Multi-Chain Elasticity
The expansion of ghostDAO to additional blockchains introduces new dimensions to eGHST’s supply mechanics. Each new chain deployment initiates a fresh cycle of elasticity, beginning with an elastic phase before transitioning toward inelasticity, as the cumulative supply across all chains ultimately determines the true total eGHST.
Cross-chain launches may temporarily extend eGHST’s elastic properties depending on their timing and frequency. However, the long-term trajectory remains fundamentally inelastic. This is because all four core constituents – Donation, Staking, Bonds, and pGHST – inevitably converge toward supply rigidity, regardless of how many chains are added.

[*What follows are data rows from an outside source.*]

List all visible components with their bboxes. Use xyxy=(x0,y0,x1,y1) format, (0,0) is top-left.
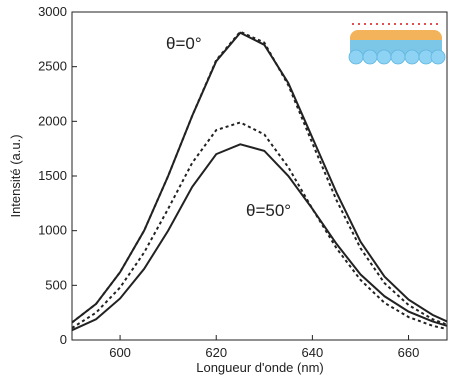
x-tick-label: 600 xyxy=(109,345,131,360)
annotation: θ=50° xyxy=(246,201,291,220)
data-line xyxy=(71,31,448,324)
annotation: θ=0° xyxy=(166,34,202,53)
y-tick-label: 0 xyxy=(60,332,67,347)
x-tick-label: 620 xyxy=(205,345,227,360)
y-tick-label: 2000 xyxy=(38,113,67,128)
y-tick-label: 1000 xyxy=(38,223,67,238)
x-axis-label: Longueur d'onde (nm) xyxy=(196,360,324,375)
y-tick-label: 2500 xyxy=(38,59,67,74)
x-tick-label: 640 xyxy=(302,345,324,360)
y-tick-label: 500 xyxy=(45,277,67,292)
x-tick-label: 660 xyxy=(398,345,420,360)
data-line xyxy=(71,143,448,332)
data-line xyxy=(71,30,448,326)
plot-frame xyxy=(71,11,448,341)
y-axis-label: Intensité (a.u.) xyxy=(8,134,23,217)
inset-illustration xyxy=(348,23,446,65)
y-tick-label: 1500 xyxy=(38,168,67,183)
y-tick-label: 3000 xyxy=(38,4,67,19)
data-line xyxy=(71,121,448,331)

While multi-chain expansion could theoretically prolong elasticity (Figure 5), the protocol’s design ensures that each new chain’s contribution to total supply diminishes over time.

Ultimately, even with multiple chains, eGHST maintains its unique monetary transition – elastic growth phases for expansion, followed by inelastic scarcity for long-term value preservation. The multi-chain architecture enhances utility without compromising the protocol’s core stability mechanisms.